August 17, 1992
Dear Adoption, today I turned fifteen and being a teenager is weird. I’m the Vice President of the Asian American Club and have lots of Asian friends but none who are adopted. My parents tried to send me to a sleep away Korean Camp in the woods. We had pen pals before we arrived and mine said she did her tattoo by herself: the word Korea with one letter for each finger. We didn’t want to sit in a circle and talk about our feelings so we called her boyfriend from a pay phone and tried to get him to pick us up. He is 22! He wouldn’t come get us so she said we should go find some tea. What she meant was marijuana and I got scared. I called my parents and got to go home and wake up in my safe, sunny bedroom and my grandmother made me breakfast. I don’t like talking about you in therapy either because what’s the point? You’re not important.
August 17, 1997
Dear Adoption, I’m twenty. Someone asks what time I was born but I don’t know. I have to explain why my parents are white because I don’t live in my small town anymore where everyone knows each other. Rutgers is a big school and I don’t want to join the Asian group. They ask why I don’t speak Korean and talk about getting their hair cut by Asian people and getting plastic surgery. Tonight we had a party and my roommate bought Boone’s wine coolers, including my favorite one: Fuzzy Navel. She’s Taiwanese and got them with her older sister’s ID because the guy at the store thinks all Asian girls look the same. K, the guy I like, came to the party but he brought his white girlfriend. When I was buzzed she asked what it was like to be adopted. I still don’t like this question. I thought she was making fun of me so I walked away.
August 17, 2003
Dear Adoption, how am I twenty-six already?

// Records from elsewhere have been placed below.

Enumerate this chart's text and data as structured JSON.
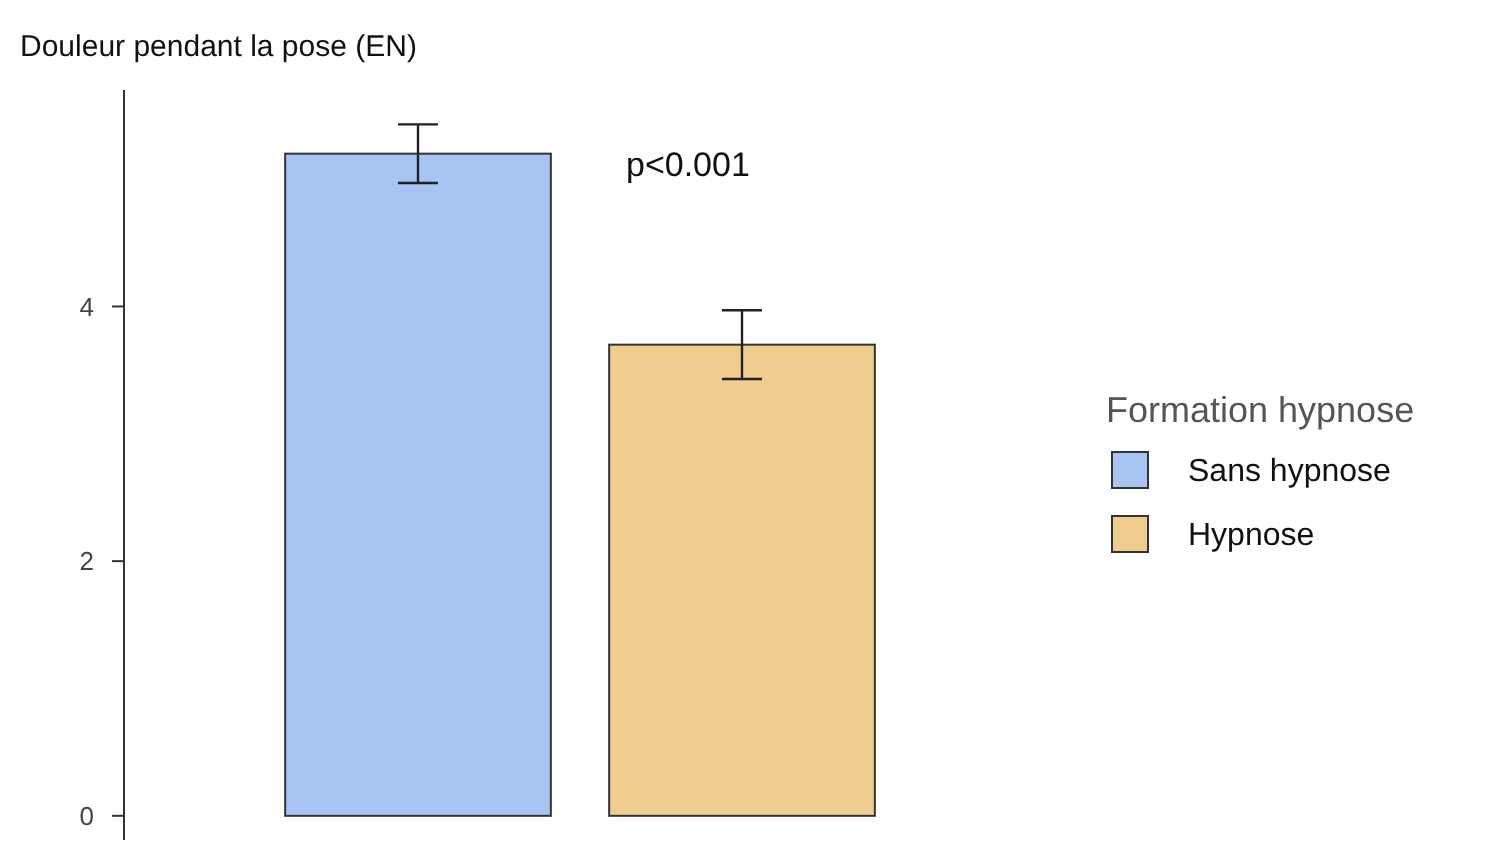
{
  "chart_data": {
    "type": "bar",
    "ylabel": "Douleur pendant la pose (EN)",
    "legend_title": "Formation hypnose",
    "categories": [
      null
    ],
    "series": [
      {
        "name": "Sans hypnose",
        "color": "#a7c4f2",
        "values": [
          5.2
        ],
        "errors": [
          0.23
        ]
      },
      {
        "name": "Hypnose",
        "color": "#f0cd8e",
        "values": [
          3.7
        ],
        "errors": [
          0.27
        ]
      }
    ],
    "ylim": [
      -0.19,
      5.7
    ],
    "yticks": [
      0,
      2,
      4
    ],
    "grid": false,
    "legend": "right",
    "annotations": [
      "p<0.001"
    ]
  }
}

I cried today more than I ever have. K and I are married and he’s in school so I told him to save money and not do anything for my birthday this year. I guess it was that kind of girly request that you don’t really mean because when he really did nothing I started sobbing. I don’t know where it came from but I felt totally worthless. The cat climbed into my lap, snuggled in and tried purring comfortingly but I said my birth mother must’ve thrown me away like garbage. I don’t know why you’re bothering me so much this year. I never thought you were anything before. You were a fleeting thought that always went away quickly.